錚吾労働法

一九二回 労働時間と時間外労働⑪
 (11)代替休暇
 労基法37条3項の協定は、時間外労働をした時間に対して支払われるべき割増賃金の代替として休暇を設定することを内容とする協定である。時間外労働時間に相当する割増賃金の支払に代えて通常の労働時間の賃金が支払われる休暇であるから、労基法39条の有給休暇ではないが、有給代替休暇といってよい。使用者が労働者に有給代替休暇を与え、労働者が代替休暇を請求しうるためには、使用者と過半数労働組合または従業員の過半数代表者との間において、代替休暇協定を締結しておかなければならない。これを37協定という。この37条協定の代替休暇は、時間外労働時間の割増賃金額相当分の休暇ではないから、時間外労働時間の割増賃金額の全体を代替休暇としてしまうと、労働者にとって不利益を甘受させることとなって、適当ではない。また年次有給休暇プラス代替休暇となる休暇システムが、かえって労働者の休暇取得の仕方をよりコマ切れ的なものにし、取得しにくくなる可能性もある。

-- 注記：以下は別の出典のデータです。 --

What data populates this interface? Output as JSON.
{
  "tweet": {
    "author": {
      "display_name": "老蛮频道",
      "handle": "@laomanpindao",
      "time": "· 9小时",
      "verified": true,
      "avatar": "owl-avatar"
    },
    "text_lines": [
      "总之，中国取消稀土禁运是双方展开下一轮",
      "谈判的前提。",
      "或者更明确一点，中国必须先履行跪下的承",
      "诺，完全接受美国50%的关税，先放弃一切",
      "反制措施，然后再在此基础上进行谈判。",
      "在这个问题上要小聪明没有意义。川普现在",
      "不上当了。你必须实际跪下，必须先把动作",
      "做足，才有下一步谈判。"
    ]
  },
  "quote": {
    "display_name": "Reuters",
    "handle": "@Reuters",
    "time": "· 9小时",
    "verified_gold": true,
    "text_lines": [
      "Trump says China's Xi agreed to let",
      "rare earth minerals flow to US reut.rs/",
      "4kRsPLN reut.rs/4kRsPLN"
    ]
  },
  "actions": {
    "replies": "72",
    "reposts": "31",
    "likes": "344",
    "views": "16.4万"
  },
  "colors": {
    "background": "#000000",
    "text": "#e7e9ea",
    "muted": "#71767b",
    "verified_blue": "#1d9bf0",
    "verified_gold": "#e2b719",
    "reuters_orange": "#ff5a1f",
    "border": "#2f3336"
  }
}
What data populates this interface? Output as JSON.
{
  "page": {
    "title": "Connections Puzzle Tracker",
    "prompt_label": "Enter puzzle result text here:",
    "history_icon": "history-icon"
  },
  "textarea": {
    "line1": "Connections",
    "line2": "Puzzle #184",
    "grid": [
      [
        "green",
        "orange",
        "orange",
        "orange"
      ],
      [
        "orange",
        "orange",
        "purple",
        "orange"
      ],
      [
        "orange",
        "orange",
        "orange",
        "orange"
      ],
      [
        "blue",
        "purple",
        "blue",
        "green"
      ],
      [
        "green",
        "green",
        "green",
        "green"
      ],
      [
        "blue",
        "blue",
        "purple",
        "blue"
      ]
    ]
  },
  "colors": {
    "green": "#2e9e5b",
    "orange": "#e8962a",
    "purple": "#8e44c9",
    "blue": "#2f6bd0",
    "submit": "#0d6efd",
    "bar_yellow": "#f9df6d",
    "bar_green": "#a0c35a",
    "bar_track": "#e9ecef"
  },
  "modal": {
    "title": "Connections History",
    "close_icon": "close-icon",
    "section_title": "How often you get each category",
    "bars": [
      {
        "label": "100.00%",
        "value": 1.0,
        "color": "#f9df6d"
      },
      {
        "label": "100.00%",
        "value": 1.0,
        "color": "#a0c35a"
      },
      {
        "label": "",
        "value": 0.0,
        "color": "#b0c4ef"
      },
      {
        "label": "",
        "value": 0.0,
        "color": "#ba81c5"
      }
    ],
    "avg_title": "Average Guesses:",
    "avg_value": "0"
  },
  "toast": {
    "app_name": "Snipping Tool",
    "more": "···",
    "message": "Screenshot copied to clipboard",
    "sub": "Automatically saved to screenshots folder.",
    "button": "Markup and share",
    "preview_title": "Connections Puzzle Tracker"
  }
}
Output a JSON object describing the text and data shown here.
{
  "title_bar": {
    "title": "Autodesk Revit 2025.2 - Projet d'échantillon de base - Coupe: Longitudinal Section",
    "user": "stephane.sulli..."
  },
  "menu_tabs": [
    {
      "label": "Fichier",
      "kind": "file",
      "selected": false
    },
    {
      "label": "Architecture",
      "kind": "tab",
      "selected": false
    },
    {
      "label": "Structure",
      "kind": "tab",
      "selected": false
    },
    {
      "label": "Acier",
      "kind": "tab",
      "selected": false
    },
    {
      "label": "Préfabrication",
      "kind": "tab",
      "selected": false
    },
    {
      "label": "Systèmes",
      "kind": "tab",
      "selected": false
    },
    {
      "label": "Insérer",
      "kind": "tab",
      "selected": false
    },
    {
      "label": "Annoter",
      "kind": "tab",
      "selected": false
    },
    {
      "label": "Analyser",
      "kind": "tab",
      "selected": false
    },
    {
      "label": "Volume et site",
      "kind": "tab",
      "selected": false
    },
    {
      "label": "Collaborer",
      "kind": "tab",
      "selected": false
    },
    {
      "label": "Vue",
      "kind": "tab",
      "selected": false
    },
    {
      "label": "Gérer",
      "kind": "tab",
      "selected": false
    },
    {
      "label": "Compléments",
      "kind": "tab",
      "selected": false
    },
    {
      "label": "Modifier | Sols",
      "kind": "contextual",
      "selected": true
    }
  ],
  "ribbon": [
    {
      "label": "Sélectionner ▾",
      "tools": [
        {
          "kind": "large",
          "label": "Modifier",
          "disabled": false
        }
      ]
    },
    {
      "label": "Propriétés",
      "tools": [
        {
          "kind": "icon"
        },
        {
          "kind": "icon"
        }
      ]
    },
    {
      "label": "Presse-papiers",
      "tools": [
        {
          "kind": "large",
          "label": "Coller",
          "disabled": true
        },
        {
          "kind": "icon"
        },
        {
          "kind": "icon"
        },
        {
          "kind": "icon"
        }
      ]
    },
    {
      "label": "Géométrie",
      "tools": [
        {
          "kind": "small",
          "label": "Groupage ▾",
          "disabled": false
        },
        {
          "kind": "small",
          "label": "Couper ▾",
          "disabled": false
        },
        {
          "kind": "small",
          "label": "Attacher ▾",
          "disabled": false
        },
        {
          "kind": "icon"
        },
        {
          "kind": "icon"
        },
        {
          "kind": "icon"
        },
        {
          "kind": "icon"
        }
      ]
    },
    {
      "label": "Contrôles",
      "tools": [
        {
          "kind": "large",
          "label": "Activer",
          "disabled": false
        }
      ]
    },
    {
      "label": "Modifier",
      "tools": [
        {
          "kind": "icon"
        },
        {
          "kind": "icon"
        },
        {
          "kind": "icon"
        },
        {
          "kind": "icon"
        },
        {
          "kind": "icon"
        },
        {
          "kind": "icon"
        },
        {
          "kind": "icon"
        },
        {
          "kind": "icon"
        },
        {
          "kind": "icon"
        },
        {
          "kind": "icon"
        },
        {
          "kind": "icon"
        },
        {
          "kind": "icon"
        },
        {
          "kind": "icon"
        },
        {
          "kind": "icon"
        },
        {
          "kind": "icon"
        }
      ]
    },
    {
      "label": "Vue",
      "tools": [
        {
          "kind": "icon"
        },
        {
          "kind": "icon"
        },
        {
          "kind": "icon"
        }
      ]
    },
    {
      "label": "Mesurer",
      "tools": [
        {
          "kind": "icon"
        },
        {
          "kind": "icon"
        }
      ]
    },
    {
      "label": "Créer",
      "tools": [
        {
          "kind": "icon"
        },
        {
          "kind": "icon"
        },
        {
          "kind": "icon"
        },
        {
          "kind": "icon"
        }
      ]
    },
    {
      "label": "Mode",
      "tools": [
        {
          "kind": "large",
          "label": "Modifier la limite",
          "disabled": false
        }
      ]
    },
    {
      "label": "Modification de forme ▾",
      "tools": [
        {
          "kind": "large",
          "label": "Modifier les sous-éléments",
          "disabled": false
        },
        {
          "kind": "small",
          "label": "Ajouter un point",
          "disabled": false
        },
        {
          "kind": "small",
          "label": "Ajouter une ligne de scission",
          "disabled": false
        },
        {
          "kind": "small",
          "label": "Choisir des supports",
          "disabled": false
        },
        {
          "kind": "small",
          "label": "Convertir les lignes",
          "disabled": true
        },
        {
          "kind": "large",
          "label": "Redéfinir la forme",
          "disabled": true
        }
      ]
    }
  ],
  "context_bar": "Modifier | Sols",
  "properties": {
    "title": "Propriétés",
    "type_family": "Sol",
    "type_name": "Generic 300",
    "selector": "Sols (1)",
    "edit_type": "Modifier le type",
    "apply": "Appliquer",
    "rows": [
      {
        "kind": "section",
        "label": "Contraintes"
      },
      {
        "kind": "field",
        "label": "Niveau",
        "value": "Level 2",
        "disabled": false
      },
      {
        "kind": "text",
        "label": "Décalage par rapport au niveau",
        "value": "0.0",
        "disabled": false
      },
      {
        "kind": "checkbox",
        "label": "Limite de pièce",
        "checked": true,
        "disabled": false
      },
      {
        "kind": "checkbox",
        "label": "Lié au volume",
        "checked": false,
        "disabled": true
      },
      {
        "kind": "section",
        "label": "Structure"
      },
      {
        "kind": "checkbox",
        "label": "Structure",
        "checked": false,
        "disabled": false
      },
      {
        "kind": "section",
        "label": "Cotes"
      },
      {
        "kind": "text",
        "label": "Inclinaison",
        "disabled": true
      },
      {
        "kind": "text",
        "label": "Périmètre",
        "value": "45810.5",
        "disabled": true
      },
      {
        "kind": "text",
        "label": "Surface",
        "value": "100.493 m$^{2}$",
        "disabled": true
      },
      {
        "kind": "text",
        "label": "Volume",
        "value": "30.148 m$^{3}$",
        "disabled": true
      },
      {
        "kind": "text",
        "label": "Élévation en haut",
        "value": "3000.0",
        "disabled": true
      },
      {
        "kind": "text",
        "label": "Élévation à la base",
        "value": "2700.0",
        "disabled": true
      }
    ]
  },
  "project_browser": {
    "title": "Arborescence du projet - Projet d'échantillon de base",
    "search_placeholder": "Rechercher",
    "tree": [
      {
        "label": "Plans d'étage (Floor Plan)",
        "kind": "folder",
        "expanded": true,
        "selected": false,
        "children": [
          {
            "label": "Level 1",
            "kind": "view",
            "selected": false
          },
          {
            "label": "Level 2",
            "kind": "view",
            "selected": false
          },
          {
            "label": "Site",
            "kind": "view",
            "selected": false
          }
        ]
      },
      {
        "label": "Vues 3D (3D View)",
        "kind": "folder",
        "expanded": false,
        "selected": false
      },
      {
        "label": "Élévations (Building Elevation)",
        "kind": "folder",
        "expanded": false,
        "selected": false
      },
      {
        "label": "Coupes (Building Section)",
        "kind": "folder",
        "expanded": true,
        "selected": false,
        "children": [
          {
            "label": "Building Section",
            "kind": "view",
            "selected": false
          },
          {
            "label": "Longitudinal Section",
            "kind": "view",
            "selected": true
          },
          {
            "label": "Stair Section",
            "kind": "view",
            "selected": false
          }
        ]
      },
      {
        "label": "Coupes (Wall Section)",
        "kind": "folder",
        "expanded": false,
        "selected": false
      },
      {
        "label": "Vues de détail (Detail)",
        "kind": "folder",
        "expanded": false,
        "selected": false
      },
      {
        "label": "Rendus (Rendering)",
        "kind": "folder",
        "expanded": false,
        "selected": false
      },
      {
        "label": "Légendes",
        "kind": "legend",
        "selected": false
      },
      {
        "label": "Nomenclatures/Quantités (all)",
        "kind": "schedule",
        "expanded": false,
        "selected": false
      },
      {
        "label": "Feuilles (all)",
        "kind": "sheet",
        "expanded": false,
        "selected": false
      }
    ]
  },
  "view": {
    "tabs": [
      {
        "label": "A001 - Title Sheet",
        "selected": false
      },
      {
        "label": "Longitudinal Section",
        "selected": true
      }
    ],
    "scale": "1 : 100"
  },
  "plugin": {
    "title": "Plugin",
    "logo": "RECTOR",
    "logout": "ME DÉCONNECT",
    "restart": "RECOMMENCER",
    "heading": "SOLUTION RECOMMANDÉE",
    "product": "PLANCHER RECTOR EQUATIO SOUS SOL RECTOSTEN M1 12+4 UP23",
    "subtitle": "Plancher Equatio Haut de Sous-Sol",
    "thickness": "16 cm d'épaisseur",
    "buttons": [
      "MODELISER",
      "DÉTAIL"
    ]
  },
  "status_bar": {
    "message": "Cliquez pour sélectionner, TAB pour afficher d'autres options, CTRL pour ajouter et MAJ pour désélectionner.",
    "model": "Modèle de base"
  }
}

 従って、上に述べた様な好ましくない結果を回避することが大切である。37条協定は、代替休暇の対象となる時間と時間の計算方法について定めなければならない。法内残業時間を代替休暇の対象とするのか、法外残業時間をも代替休暇の対象とするのか、法外残業時間の内の何時間分を代替休暇とし、労働者に生ずる不利益部分を残余賃金として支払うのかについてハッキリさせておかねばならない。例えば、最も分かりやすい時間計算の仕方は、賃金割増率を時間割増率とし、時間外労働1時間を1.25時間と計算するという仕方である。代替休暇制度を導入した結果として、休暇の取得がし難くなってはいけない。代替休暇の単位をどのように設定するかを明示しなければならない。代替休暇の単位は、1日単位、または半日単位でなければならない。時間単位や分単位は、許されない。休憩は休暇ではないから、休憩時間を増やす仕方はあり得ない。
 代替休暇を与えることが出来る期間の定めを置かなければならない。それは、労基法33条または労基法36条時間外労働が1ヵ月について60時間を超えた当該1ヵ月の末日の翌日から2箇月以内とされている。従って、3月中に時間外労働時間が60時間を超えた場合は、3月の末日3月31日の翌日の4月1日から2カ月以内、つまり5月31日までの間に代替休暇を取得させることになる。ただここで疑問が生ずる。15日締め切り月末払いの場合、15日までの時間外労働時間30時間と末日までの時間外労働時間30時間は、15日までの時間外労働時間30時間分の割増賃金は月末に支払われるが、16日以降の時間外労働時間30時間分の割増賃金は、翌月末に支払われることになる。その支払いに替わるのが代替休暇であるから、各月末には代替休暇の単位とは別個の累積休暇計算が示されなければならないのではないか。
 時間外労働時間数は、代替休暇を付与するときには、時間外労働の賃金の割増率を乗じて休暇用の時間に変換しなければならない。1カ月60時間までの休暇代替時間は60時間×1.25で75時間、60時間を超える時間については1時間あたりを1.5時間として換算する。要は、時間外労働の状況に応じた賃金の割増率を時間の割増率と読みかえて、1時間当たりを何時間かに換算してその合計時間数を休暇日数へと換算することとなる。